The program does not obligate participants to work for United, but McCasky hopes the relationships built through direct career mentorship will steer them that way. A Metro graduate himself, McCasky noted United is growing its presence in Denver and already draws interns from Metro every year.
“I think it’s awesome that we caught the attention of such a major airline,” said Tom Shriver, a senior in the flight officer program and teaching assistant. “It’s a really interesting partnership.”
The university has 150 to 200 full-time students in its aviation and aerospace science program, said Kevin Kuhlmann, a professor and the department’s associate chair.
Enrollment dipped after 2013, Kuhlmann said, the year the Federal Aviation Administration bumped up qualification requirements for first officers flying for passenger and cargo airlines from a commercial pilot certificate, earned with 250 hours of flight time, to an airline transport pilot certificate, requiring 1,500 hours. But Metro has rebounded, he said, and this program should only serve to boost its profile.
“We’re just glad that we’re the first out of the gate,” Kuhlmann said. “Recently, we’ve had 8 to 15 percent growth in enrollment (every year).
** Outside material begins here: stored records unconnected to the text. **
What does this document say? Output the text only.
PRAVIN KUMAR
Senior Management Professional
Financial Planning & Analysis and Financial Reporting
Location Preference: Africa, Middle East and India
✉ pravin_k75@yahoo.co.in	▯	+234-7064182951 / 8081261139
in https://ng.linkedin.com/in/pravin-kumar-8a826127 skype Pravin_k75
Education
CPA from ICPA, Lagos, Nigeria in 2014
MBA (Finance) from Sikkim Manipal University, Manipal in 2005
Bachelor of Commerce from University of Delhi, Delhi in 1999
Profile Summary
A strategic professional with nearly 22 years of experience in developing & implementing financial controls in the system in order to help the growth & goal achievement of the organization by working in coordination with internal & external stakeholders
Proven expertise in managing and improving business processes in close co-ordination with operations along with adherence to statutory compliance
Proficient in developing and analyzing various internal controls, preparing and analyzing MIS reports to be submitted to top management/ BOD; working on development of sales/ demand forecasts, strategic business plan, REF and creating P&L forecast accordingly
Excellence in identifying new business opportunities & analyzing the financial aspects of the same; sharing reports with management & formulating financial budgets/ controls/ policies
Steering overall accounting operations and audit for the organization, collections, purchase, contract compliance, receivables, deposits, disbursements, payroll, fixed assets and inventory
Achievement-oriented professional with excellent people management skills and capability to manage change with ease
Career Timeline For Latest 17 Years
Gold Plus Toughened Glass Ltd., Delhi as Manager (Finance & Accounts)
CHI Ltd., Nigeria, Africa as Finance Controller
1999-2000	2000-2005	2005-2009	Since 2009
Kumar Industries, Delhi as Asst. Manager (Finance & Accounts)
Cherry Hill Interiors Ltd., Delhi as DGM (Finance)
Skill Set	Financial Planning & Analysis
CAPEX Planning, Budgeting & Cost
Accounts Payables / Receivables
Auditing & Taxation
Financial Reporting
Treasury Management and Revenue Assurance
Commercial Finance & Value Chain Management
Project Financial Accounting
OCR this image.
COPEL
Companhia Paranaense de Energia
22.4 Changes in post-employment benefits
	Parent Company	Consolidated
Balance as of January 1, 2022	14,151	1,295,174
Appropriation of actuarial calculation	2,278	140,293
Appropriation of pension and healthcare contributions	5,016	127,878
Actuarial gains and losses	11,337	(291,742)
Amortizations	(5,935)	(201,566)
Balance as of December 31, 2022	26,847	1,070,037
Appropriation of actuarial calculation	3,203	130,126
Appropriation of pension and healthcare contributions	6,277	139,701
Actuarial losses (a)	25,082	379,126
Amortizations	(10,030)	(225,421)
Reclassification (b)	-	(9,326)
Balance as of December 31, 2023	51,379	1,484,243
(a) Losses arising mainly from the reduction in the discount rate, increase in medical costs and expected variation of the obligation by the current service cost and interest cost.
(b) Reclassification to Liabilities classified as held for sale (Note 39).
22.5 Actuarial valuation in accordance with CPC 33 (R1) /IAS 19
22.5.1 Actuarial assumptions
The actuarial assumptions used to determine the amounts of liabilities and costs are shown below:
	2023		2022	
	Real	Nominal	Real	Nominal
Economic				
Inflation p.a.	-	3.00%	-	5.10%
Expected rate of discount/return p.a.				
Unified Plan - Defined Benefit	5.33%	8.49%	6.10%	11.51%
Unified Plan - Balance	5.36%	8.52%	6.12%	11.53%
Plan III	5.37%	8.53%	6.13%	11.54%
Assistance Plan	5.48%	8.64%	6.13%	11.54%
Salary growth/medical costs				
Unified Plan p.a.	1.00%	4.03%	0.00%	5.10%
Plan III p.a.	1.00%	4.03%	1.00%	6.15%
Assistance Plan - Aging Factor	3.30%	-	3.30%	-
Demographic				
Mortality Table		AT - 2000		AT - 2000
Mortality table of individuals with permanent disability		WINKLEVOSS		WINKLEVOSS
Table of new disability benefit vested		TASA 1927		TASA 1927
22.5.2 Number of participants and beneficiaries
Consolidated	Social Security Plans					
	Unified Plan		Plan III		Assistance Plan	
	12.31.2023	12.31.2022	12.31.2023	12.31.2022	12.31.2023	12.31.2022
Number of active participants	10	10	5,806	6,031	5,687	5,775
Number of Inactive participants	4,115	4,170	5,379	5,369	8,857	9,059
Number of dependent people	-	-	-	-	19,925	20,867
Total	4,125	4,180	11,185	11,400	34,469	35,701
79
I think this is just going to propel that.”
Kuhlmann noted that the cost of making it to the cockpit of a legacy carrier like United — which he put in the $100,000 to $250,000 range — has become a deterrent for some would-be pilots. But by showing students a clear path to a long tenure with United, which he estimated could pay north of $6 million in wages plus benefits over 35 to 40 years, he feels the industry can clear that hurdle too.
“It’s always been worth it, but certain times and regulatory atmospheres have shadowed that,” he said.